The learning environment and the curriculum are inseparable. The thoughtful and intentional organization of the learning environment is vital for the implementation of the curriculum. Inspiring, functional, aesthetically-pleasing environments empower students to explore, be curious, investigate, strengthen relationships, and make meaning of their world. The classroom environment is de-institutionalized to provide welcoming, beautiful spaces, segmented into areas that cater to noisy engagement or quiet contemplation individual endeavors, small group workshops or whole Class meetings indoor or outdoor investigations, etc. Students actively contribute to the aesthetics, arrangement of spaces, documentation, and planning, thereby gaining a sense of ownership over their environment and learning.

Blue Gum Community School is a ‘real world’ learning environment designed to be a microcosm of, and an access point to the broader community. Students of all ages are active participants in, and citizens of the real world are instinctive researchers of the world around them, seeking knowledge and skills. Students and educators work together as co-researchers investigating/exploring/theorizing to make meaning. New forms of expression are often needed, so the arts offer a rich source of creative ‘tools’ and different ‘languages,’ through which to think ‘outside the box,’ explore ideas, and then communicate their findings and responses.
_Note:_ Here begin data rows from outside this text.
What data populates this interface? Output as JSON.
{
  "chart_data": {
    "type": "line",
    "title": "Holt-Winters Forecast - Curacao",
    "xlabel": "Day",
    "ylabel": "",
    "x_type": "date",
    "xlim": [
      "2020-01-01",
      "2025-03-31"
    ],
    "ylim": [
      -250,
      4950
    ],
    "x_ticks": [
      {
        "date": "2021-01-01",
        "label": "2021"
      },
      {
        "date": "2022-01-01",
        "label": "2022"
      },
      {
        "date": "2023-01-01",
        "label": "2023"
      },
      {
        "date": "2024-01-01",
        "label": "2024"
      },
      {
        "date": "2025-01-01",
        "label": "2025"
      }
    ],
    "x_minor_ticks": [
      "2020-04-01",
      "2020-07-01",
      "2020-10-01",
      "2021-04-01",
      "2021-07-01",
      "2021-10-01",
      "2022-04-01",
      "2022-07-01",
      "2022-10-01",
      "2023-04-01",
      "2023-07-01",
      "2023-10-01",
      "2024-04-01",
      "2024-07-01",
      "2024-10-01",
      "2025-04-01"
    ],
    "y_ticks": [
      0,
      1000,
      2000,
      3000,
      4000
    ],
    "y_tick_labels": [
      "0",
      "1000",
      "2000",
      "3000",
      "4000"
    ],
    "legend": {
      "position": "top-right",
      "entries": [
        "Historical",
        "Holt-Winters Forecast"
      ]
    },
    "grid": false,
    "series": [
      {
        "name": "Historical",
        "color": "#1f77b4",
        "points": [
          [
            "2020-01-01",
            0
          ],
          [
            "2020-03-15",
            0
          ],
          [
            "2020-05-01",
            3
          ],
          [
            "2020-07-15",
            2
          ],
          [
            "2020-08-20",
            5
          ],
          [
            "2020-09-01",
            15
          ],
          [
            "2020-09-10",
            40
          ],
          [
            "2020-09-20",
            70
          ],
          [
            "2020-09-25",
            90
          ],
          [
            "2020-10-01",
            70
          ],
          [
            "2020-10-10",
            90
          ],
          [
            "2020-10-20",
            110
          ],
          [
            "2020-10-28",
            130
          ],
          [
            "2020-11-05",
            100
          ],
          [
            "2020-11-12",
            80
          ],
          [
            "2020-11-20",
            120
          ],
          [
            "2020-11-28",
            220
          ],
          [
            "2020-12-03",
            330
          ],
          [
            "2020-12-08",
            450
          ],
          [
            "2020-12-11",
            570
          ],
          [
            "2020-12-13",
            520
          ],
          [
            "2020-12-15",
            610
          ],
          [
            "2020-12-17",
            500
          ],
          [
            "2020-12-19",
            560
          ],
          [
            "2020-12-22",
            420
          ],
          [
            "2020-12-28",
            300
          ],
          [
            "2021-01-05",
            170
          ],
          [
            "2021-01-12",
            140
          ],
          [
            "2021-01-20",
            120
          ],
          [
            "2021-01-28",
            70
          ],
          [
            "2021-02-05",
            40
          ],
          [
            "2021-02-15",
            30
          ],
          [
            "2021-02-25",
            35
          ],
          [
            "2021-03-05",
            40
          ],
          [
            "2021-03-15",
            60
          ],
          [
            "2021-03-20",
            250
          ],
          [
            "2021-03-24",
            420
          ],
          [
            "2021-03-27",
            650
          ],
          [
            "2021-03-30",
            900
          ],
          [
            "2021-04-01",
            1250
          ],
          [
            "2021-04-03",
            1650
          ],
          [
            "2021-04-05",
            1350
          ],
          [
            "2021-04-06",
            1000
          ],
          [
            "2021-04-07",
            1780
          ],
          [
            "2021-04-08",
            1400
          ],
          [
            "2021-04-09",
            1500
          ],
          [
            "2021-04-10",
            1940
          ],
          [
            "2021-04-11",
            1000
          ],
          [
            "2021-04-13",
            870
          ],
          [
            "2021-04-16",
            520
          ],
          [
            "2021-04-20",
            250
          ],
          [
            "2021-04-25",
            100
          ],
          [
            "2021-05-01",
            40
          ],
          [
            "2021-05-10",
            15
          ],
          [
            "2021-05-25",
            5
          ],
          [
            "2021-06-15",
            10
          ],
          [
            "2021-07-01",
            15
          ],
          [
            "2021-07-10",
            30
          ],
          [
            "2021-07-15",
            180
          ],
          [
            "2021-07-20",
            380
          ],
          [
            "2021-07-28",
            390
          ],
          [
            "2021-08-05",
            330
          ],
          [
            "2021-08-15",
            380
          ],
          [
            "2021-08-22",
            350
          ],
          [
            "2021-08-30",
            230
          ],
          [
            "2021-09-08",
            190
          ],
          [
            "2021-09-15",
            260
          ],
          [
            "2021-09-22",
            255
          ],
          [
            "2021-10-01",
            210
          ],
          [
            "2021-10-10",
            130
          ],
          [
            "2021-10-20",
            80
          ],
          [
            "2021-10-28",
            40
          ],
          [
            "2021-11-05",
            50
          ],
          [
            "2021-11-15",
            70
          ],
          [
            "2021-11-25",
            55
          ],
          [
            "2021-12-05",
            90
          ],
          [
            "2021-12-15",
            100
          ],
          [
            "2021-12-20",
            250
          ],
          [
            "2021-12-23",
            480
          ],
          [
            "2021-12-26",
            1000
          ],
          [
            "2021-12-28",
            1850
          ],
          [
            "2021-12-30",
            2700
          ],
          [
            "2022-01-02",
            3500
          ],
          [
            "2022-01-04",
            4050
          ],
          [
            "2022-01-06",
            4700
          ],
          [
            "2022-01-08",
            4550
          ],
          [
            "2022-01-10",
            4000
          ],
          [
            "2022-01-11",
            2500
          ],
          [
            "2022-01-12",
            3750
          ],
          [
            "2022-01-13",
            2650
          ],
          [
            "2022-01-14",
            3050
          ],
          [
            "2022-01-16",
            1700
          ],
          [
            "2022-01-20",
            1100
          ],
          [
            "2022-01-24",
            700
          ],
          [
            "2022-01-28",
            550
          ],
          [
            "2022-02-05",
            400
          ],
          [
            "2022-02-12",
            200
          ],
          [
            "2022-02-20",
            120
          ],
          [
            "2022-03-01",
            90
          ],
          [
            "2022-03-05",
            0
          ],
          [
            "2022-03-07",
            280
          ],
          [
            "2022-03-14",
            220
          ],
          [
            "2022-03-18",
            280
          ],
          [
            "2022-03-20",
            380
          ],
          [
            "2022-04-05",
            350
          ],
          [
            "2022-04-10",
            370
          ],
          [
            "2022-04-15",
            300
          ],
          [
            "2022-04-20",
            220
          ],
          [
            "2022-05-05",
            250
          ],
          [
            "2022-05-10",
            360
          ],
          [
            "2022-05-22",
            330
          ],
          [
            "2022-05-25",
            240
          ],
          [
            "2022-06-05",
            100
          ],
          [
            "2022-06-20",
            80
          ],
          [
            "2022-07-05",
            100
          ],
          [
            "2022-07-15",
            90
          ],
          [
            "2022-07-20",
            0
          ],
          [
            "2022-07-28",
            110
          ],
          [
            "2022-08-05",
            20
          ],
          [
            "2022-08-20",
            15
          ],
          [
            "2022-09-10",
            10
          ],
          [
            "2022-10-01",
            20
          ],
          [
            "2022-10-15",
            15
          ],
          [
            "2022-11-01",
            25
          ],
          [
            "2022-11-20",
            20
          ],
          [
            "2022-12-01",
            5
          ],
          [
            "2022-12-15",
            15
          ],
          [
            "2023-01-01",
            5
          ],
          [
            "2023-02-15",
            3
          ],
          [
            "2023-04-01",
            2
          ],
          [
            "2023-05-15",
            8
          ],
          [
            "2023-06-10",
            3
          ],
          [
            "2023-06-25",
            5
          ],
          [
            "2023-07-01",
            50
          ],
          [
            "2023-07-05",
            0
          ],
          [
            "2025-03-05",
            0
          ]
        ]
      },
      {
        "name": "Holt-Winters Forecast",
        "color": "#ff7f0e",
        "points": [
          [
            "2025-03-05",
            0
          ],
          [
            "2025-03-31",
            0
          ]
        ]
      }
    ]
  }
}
Students learn that their identity is bound up in their community and the part they play in it. To be mutually beneficial, this relationship requires deep respect and active listening. Community is founded on relationships, which invariably have high points and low points. As part of living in the real world, students will experience conflicts, disagreements, and annoying people in everyday life – they need to learn and practice strategies for handling these situations constructively. In the process, they discover the powerful learning that emerges when collaborating with many different ‘others.’

Blue Gum is a secular school where individual families’ beliefs and values are supported, if possible, and consistent with the school’s philosophy. However, one set of religious/spiritual beliefs is not valued more highly than another. The school has a passionate commitment to social justice, e.g., issues around the four fundamental principles of equity, access, equality, and participation. Ethical issues frequently arise, offering students a myriad of opportunities for robust debate and meaningful learning.

Our classrooms are usually a hive of activity, as students work through a variety of learning possibilities. They have a strong sense of ownership over their learning. They can negotiate the direction it takes, frequently taking the initiative to seek resources, discuss theories, collaborate with peers, and investigate real-life issues. However, a balance is always maintained between student initiatives and teacher-instigated explorations, research, and workshops (e.g., targeting core skills).

Outdoor education is an integral part of the core learning and compulsory for every student, not merely an ‘elective.’ Taking students into challenging situations requires them to appreciate their vulnerability and the need to work/communicate effectively within a group to problem-solve, learn risk management skills, and rely on one another. Blue Gum students spend large chunks of time outdoors, exploring and engaging in the natural world. This may mean climbing boulders and trees, sliding down dirt hills, experimenting with and in water, and using sticks as tools to extract maximum learning from ‘hands-on’ investigations. The importance of regular contact with the natural world is now well-documented.